Wednesday, June 9, 2010

Can Pledged Shares Can by Gifted ?

FACT OF THE CASE

Mr. A who is Director & Promoter of XYX Limited (Listed Company) want to Gift its entire holding to Mr. B who is the M.D. & Promoter of the same Company. Mr. A and Mr. B are real brothers. The Holding of Mr. A is pledged with Bank.

QUERY:-

Whether Gift Deed can be executed before release of Pledge Shares?

When A have pledged the share with Bank , the original share certificates would have been deposited with the Bank. Further , in the case of pledge , voting rights are also vests with the bankers and if they desire , they can exercise the voting rights but they will not meddle in the ordinary course of business.

Pledging of shares means A have no right over the title of those shares until it is revoked. In such a scenario, no gift can be made and if made without the bank's consent , as you said ,it is void ab initio.

In case of pledged shares , the physical shares will be lodged with the Bank . In such a case , A cannot transfer the shares to B even with the consideration as A cannot produce the physical shares to B and to the Company for transfer.

In both the cases , bank's consent is essential and without that , according to me , any gift or transfer will be invalid and not possible.

A gift can be made if there is no encumbrance over it. When share are pledged with the Bank , the ownership of shares lies with the Bank and A is not a real owner in this case and he cannot gift the shares which as he is not presently owning these shares and if he has made any gift of shares to be effective on the future date , for this also he should take consent from the bank as there would be a clause in the loan agreement that sale or gift of shares is prohibited during the tenancy of the loan period. Can you suggest what would happen if the gift of shares are made at a future date and if loan has not been repaid , the bank has the every right to dispose the shares irrespective of gift made already to B.
As per Sec. 123 of Transfer of Property Act, a gift of immovable property, which is not registered, is bad in law and cannot pass any title to the donee. Any oral gift of immovable property cannot be made in view of the provisions of sec. 123. Mere delivery of possession without a written instrument cannot confer any title. This section speaks about immovable property only and as nothing has mentioned about movable property like Shares. Since the share is an intangible movable property , gift of such property is to be in written so as to avoid any future ambiguity.

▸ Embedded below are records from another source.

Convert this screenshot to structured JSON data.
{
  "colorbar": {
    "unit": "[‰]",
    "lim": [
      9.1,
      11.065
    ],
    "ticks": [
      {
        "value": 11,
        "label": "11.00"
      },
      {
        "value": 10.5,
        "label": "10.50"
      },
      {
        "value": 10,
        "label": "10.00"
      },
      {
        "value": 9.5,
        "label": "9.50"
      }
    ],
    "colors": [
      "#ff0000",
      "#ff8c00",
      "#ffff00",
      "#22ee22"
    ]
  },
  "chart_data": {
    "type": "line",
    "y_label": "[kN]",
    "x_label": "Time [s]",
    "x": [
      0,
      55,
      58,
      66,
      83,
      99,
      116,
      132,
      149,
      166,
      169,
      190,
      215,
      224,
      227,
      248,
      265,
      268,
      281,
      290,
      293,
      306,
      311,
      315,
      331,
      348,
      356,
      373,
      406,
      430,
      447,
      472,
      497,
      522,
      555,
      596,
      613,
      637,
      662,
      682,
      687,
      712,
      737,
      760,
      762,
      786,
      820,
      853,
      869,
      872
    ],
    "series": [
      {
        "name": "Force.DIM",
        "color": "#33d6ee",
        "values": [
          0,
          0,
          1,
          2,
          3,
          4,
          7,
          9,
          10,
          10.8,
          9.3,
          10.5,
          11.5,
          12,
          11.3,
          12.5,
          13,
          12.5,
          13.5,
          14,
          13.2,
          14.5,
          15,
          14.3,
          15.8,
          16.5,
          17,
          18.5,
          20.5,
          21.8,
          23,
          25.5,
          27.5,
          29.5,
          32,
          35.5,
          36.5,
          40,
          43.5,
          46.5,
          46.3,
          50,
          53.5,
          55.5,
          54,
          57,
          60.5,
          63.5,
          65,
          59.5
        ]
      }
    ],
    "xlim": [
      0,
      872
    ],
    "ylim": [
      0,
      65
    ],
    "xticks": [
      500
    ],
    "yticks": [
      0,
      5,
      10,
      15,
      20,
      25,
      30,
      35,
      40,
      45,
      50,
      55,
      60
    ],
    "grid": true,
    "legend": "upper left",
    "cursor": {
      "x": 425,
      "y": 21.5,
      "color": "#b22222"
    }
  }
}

Section 126 of the Transfer of Property provides for conditions where a gift may be revoked.The following are those conditions-

According to clause (4 of section 126) the condition should not be illegal, or immoral and should not be repugnant to the estate created under the gift. Section 126 is controlled by sec. 10. As such, a clause in the gift deed totally prohibiting alienation is void in view of the provisions contained in sec. 10. A gift, which was not based on fraud, undue influence or misrepresentation nor was an onerous one, cannot be canceled unilaterally. Such a gift deed can be canceled only by resorting to legal remedy in a competent court of law.

In the above scenario , if gift is made by A to B when there is encumbrance or charge in favour of a bank , whether registration is possible as per section 123 of Transfer of Property act without Bank's consent.

Further ,under section 10 , if a gift is a onerous one , it can be canceled by only resorting to legal remedy . Suppose , if loans are not paid , then such onerous gift will have to revoked by an order of court .

Though onerous gift can be made , my question is whether it can be made without bank's consent as mentioned in the question. Whether it can be registered under section 123 without bank's consent?

What I stress again and again , bank's consent is necessary for gifting of shares pledged with them and in the situation , both A and B do not want bank's consent or ( gift to be made without bank's knowledge ) , is it possible and will it be valid one both under section 10 and 123 of the Transfer of Property Act.